Было уже половина восьмого, когда Брайен Ричардсон поднялся в квартиру Милли Фридмен с двумя пакетами в руках. В одном из них был флакончик с духами от Герлена, которые, как он знал, она особенно любила, и бутылка джина — в другом.
Духи Милли понравились.
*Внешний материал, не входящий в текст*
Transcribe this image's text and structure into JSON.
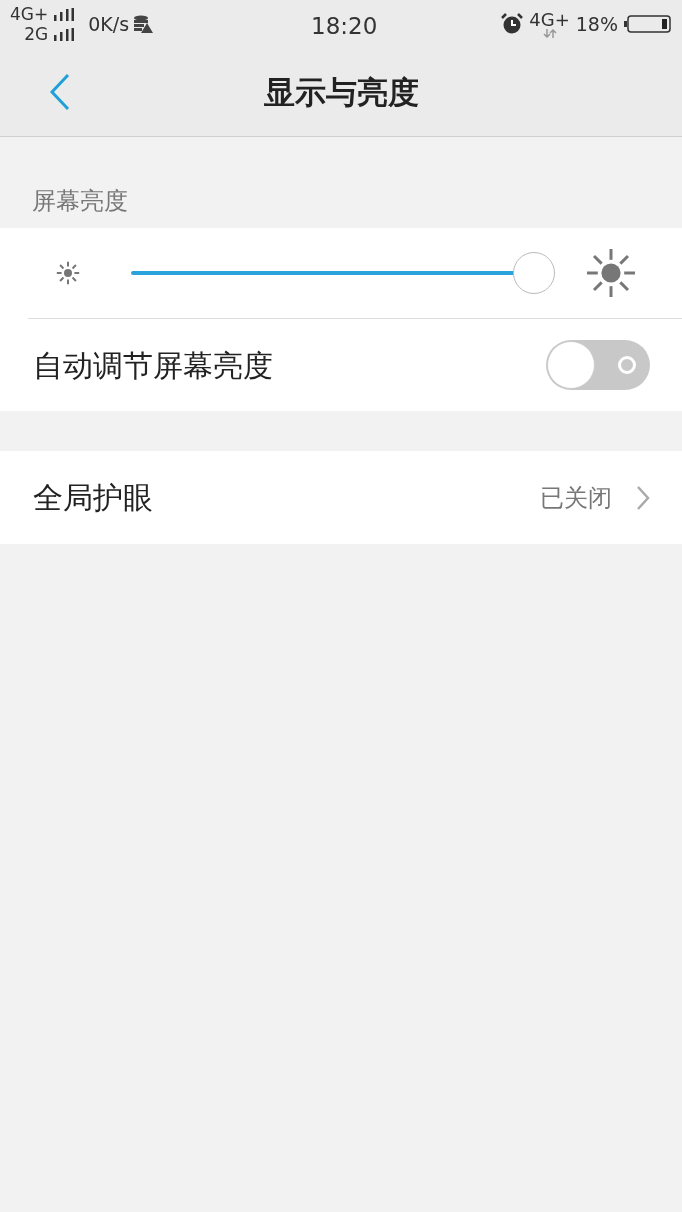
{
  "status_bar": {
    "network_1": "4G+",
    "network_2": "2G",
    "speed": "0K/s",
    "time": "18:20",
    "network_3": "4G+",
    "battery": "18%"
  },
  "header": {
    "title": "显示与亮度"
  },
  "brightness": {
    "label": "屏幕亮度",
    "level": 1.0,
    "auto": {
      "label": "自动调节屏幕亮度",
      "on": false
    }
  },
  "eye_care": {
    "label": "全局护眼",
    "value": "已关闭"
  }
}
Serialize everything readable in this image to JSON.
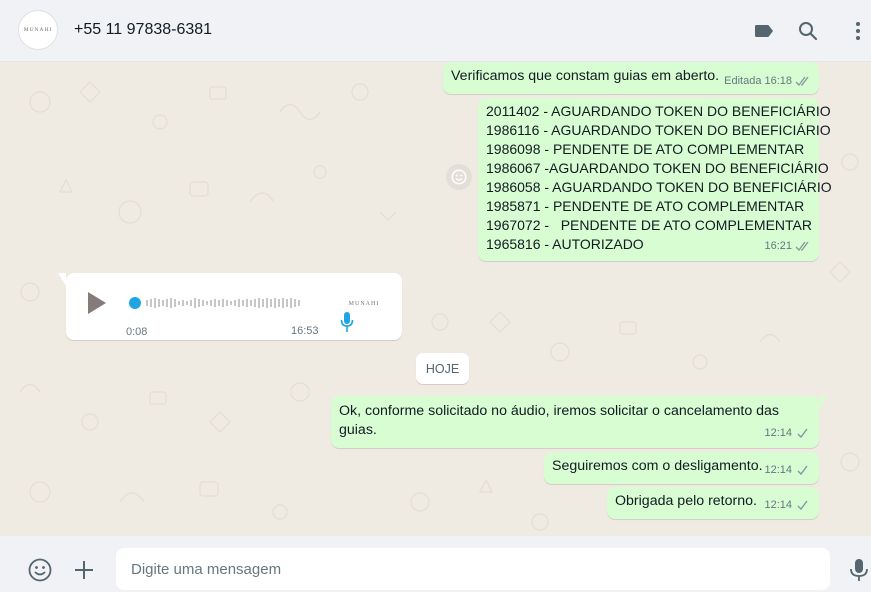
{
  "header": {
    "avatar_text": "MUNAHI",
    "contact_name": "+55 11 97838-6381"
  },
  "messages": {
    "m1": {
      "text": "Verificamos que constam guias em aberto.",
      "edited_label": "Editada",
      "time": "16:18"
    },
    "m2": {
      "lines": [
        "2011402 - AGUARDANDO TOKEN DO BENEFICIÁRIO",
        "1986116 - AGUARDANDO TOKEN DO BENEFICIÁRIO",
        "1986098 - PENDENTE DE ATO COMPLEMENTAR",
        "1986067 -AGUARDANDO TOKEN DO BENEFICIÁRIO",
        "1986058 - AGUARDANDO TOKEN DO BENEFICIÁRIO",
        "1985871 - PENDENTE DE ATO COMPLEMENTAR",
        "1967072 -   PENDENTE DE ATO COMPLEMENTAR",
        "1965816 - AUTORIZADO"
      ],
      "time": "16:21"
    },
    "voice": {
      "duration": "0:08",
      "time": "16:53",
      "avatar_text": "MUNAHI",
      "progress": 0
    },
    "day_divider": "HOJE",
    "m3": {
      "text": "Ok, conforme solicitado no áudio, iremos solicitar o cancelamento das guias.",
      "time": "12:14"
    },
    "m4": {
      "text": "Seguiremos com o desligamento.",
      "time": "12:14"
    },
    "m5": {
      "text": "Obrigada pelo retorno.",
      "time": "12:14"
    }
  },
  "footer": {
    "placeholder": "Digite uma mensagem"
  },
  "icons": {
    "label": "label-icon",
    "search": "search-icon",
    "menu": "menu-icon",
    "emoji": "emoji-icon",
    "attach": "plus-icon",
    "mic": "mic-icon"
  },
  "colors": {
    "outgoing_bubble": "#d9fdd3",
    "incoming_bubble": "#ffffff",
    "chat_background": "#efeae2",
    "read_tick": "#53bdeb",
    "header_bg": "#f0f2f5"
  }
}
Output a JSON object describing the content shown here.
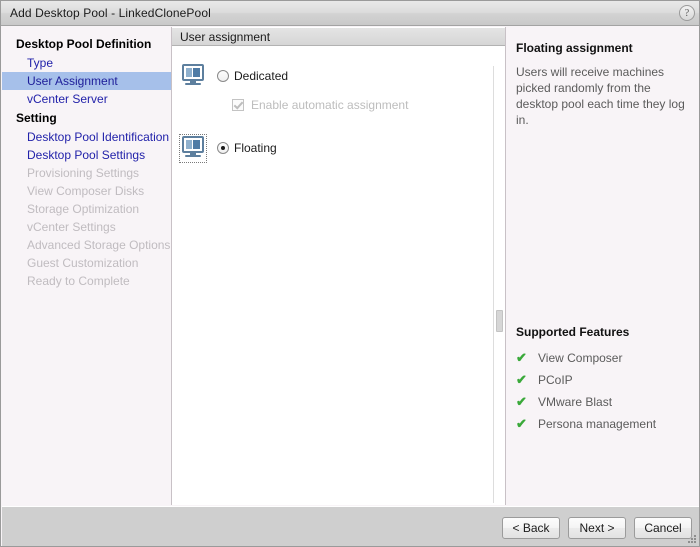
{
  "window": {
    "title": "Add Desktop Pool - LinkedClonePool",
    "help_icon": "question-mark-icon",
    "help_label": "?"
  },
  "sidebar": {
    "groups": [
      {
        "title": "Desktop Pool Definition",
        "items": [
          {
            "label": "Type",
            "state": "enabled"
          },
          {
            "label": "User Assignment",
            "state": "selected"
          },
          {
            "label": "vCenter Server",
            "state": "enabled"
          }
        ]
      },
      {
        "title": "Setting",
        "items": [
          {
            "label": "Desktop Pool Identification",
            "state": "enabled"
          },
          {
            "label": "Desktop Pool Settings",
            "state": "enabled"
          },
          {
            "label": "Provisioning Settings",
            "state": "disabled"
          },
          {
            "label": "View Composer Disks",
            "state": "disabled"
          },
          {
            "label": "Storage Optimization",
            "state": "disabled"
          },
          {
            "label": "vCenter Settings",
            "state": "disabled"
          },
          {
            "label": "Advanced Storage Options",
            "state": "disabled"
          },
          {
            "label": "Guest Customization",
            "state": "disabled"
          },
          {
            "label": "Ready to Complete",
            "state": "disabled"
          }
        ]
      }
    ]
  },
  "main": {
    "header": "User assignment",
    "options": [
      {
        "label": "Dedicated",
        "icon": "desktop-monitor-icon",
        "selected": false,
        "focused": false
      },
      {
        "label": "Floating",
        "icon": "desktop-monitor-icon",
        "selected": true,
        "focused": true
      }
    ],
    "sub_option": {
      "label": "Enable automatic assignment",
      "checked": true,
      "enabled": false
    }
  },
  "info_panel": {
    "title": "Floating assignment",
    "description": "Users will receive machines picked randomly from the desktop pool each time they log in.",
    "features_title": "Supported Features",
    "features": [
      "View Composer",
      "PCoIP",
      "VMware Blast",
      "Persona management"
    ],
    "check_glyph": "✔"
  },
  "footer": {
    "buttons": [
      {
        "label": "< Back",
        "name": "back-button"
      },
      {
        "label": "Next >",
        "name": "next-button"
      },
      {
        "label": "Cancel",
        "name": "cancel-button"
      }
    ]
  },
  "colors": {
    "selection": "#a6c0ea",
    "link": "#2222aa",
    "disabled": "#c0bcc0",
    "check_green": "#3aa93a",
    "panel_bg": "#f8f4f7"
  }
}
На джин она глянула несколько скептически, но отнесла его в кухоньку, чтобы приготовить коктейль.
Поджидая ее в мягко освещенной гостиной, Ричардсон окинул взглядом комнату, сидя в одном из двух глубоких кресел и удобно вытянув ноги вдоль бежевого ковра, единственной роскошной вещи, на которую Милли расщедрилась при меблировке квартиры. Затем одобрительно проговорил:
— А знаете, Милли, большую часть старья, что у вас здесь стоит, другие люди уже давно бы выбросили. Но в том виде, как вы это скомпоновали, комнатка выглядит совсем неплохо и кажется мне уютнейшим гнездышком.
— Можно считать ваши слова за комплимент? — Милли с улыбкой повернулась к нему, находясь в кухне.— Во всяком случае, я рада, что вам здесь нравится.
— Еще бы, кому здесь не понравится?! — Мысленно Брайен сравнил эту комнату со своей квартирой, недавно переделанной Элоиз по собственному вкусу. Стены цвета слоновой кости при белом ковре грязного оттенка, шведская ореховая мебель и занавеси переливчато-синего цвета — все это сочетание оставляло ужасающее впечатление, но он уже привык и относился к дому равнодушно. И все-таки из головы не выходила жестокая ссора с Элоиз, когда, получив счет за отделку квартиры, он в сердцах отозвался о том, что получилось, весьма нелестно, назвав «президентскими хоромами в публичном доме».
Вот Милли, подумал он, всегда сумеет придать своему жилищу теплоту и очарование собственной индивидуальности... хотя с уборкой у нее явно не ахти — вон куча книг на столе, но все равно здесь мужчине можно отдохнуть душой.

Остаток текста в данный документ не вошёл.